Depuis début novembre le conflit continue dans le Nord de l’Éthiopie. La province du Tigré est en proie aux violences et même si la plupart de la région est contrôlée par les troupes fédérales éthiopiennes, épaulées par l’armée érythréenne, les forces tigréennes continuent la lutte. Résultat, l’économie du Tigré est en berne, les habitants subissent destructions, pénurie, inflation. A Mekelle, la capitale, une insécurité grandissante inquiète la population. Reportage dans un marché de la ville.
Avec notre envoyé spécial au Tigré, Sébastien Németh
Dans sa boutique, Shushay Gebrehannes sert ses clients en regardant régulièrement sa montre. Dans quelques minutes il devra fermer, pour diminuer les risques de braquage. « Un soir, des hommes m’ont pris la recette. Depuis, je ferme plus tôt, alors qu’avant j’étais ouvert jusqu’à 21h. Je ne propose que les produits qui se vendent le mieux. Les autres sont stockés chez moi. Mais je reste ouvert car il faut survivre et payer le loyer. »

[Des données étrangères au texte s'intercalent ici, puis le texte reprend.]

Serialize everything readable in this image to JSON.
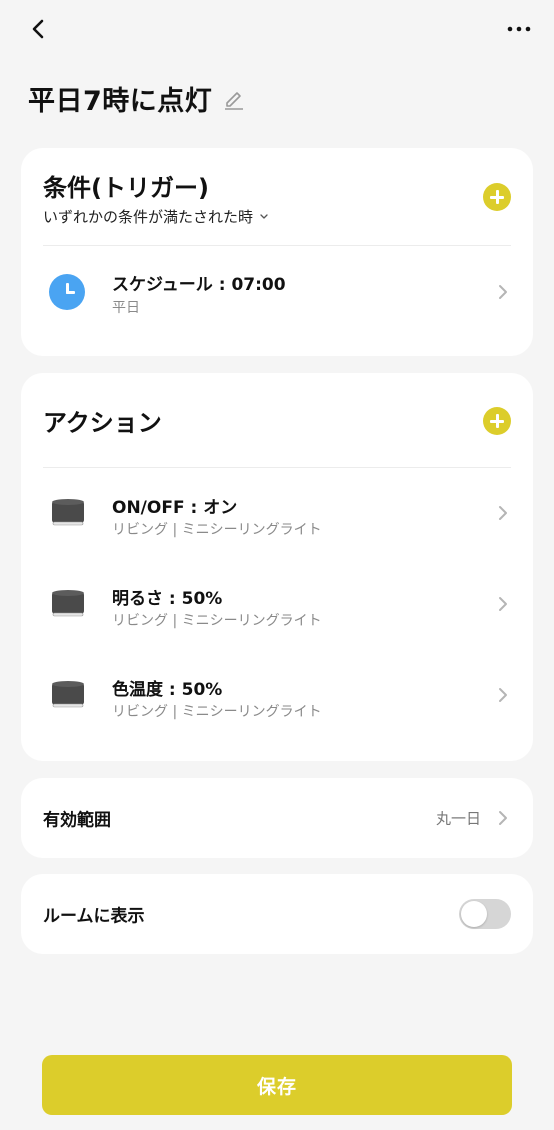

La guerre a ébranlé l’économie du Tigré et appauvri la population. Pour survivre beaucoup seraient donc tombés dans la criminalité. Malgré une conjoncture catastrophique, Ezzedine Abdallah ne peut s’empêcher d’être ironique. « Aujourd’hui, voleur c’est le meilleur emploi que vous puissiez avoir à Mekelle. Car vous prenez ce que vous voulez. Et nous on ne sait même plus où mettre notre recette du jour pour qu’elle soit en sécurité. »
Résultat, l’insécurité a entraîné la création d’un nouvel emploi : celui de gardien. Hilal a été embauché en mars. Assis avec un long bâton à la main, il scrute les boutiques alentours. « La journée, les voleurs utilisent surtout des couteaux et des bâtons. Le soir, ils attaquent à l’arme à feu. Dans ce cas, on appelle la police fédérale. Moi je n’ai qu’un bâton et deux collègues. Je n’ai jamais vu un tel niveau d’insécurité. »
Beaucoup d’observateurs voient la situation sécuritaire au Tigré continuer à se dégrader. Une tendance qui devrait indirectement nourrir un peu plus l’insécurité ambiante.